What is "this", effectively? The new flavour Gemini of the month (and its marginal gains on cooked-up benchmarks)? Or the imminent collapse of our society brought by a mysterious deus ex machina-esque AGI we keep hearing about but not seeing? Since we are entitled to our opinions, still, mine is that LLMs are a mere local maxima towards any useful form of AI, barely more noteworthy (and practical) than Markov chains before it. Anything besides LLMs is moot (and probably a good topic to speculate about over the impending AI winter).
Do you mean from ChatGPT launch or o1 launch? Curious to get your take on how they bungled the lead and what they could have done differently to preserve it. Not having thought about it too much, it seems that with the combo of 1) massive hype required for fundraising, and 2) the fact that their product can be basically reverse engineered by training a model on its curated output, it would have been near impossible to maintain a large lead.
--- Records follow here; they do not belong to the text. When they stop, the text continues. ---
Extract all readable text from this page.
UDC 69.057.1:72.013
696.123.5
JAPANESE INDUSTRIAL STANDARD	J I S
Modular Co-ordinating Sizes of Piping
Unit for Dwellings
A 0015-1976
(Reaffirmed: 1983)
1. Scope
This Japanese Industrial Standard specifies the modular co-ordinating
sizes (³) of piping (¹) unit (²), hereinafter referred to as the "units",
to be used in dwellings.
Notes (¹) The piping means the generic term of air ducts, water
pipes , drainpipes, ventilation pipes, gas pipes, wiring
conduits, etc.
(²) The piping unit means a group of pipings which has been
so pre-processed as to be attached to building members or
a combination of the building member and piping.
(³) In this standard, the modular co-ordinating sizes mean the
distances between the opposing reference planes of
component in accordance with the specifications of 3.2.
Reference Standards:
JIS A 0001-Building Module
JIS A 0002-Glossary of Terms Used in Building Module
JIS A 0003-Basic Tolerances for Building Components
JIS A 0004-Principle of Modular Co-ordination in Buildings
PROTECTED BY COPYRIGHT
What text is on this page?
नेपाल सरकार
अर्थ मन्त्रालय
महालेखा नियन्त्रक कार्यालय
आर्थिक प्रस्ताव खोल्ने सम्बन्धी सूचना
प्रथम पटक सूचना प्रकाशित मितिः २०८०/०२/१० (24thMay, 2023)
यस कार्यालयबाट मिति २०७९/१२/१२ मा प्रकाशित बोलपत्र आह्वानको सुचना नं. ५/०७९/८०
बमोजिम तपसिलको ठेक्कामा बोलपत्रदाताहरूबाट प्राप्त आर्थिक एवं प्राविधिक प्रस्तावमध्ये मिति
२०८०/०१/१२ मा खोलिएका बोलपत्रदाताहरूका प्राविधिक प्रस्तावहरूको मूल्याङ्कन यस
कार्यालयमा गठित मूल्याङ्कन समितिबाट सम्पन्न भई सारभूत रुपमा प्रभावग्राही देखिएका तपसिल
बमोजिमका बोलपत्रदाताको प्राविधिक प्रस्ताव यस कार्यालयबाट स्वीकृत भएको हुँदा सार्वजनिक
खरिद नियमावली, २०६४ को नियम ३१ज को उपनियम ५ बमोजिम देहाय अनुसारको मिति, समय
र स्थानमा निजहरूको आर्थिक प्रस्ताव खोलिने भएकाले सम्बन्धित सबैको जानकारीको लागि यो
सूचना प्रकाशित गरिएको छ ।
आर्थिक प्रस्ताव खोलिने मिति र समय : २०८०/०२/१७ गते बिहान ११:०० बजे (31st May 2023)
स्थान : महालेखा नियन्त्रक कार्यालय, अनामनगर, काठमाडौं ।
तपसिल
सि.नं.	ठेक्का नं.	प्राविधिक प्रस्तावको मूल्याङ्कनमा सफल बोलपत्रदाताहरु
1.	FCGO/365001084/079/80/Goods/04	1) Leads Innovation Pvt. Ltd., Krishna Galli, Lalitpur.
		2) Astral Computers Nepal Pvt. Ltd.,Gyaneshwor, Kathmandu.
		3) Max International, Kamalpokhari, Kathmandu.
My 2 cents: ChatGPT -> Gemini 1 was their 15-month lead. The moment ChatGPT threatened Google's future Search revenue (which never actually took a hit afaik), Google reacted by merging Deepmind and Google Brain and kicked off the Gemini program (that's why they named it Gemini).
Basically, OpenAI poked a sleeping bear, then lost all their lead, and are now at risk of being mauled by the bear. My money would be on the bear, except I think the Pentagon is an even bigger sleeping bear, so that's where I would bet money (literally) if I could.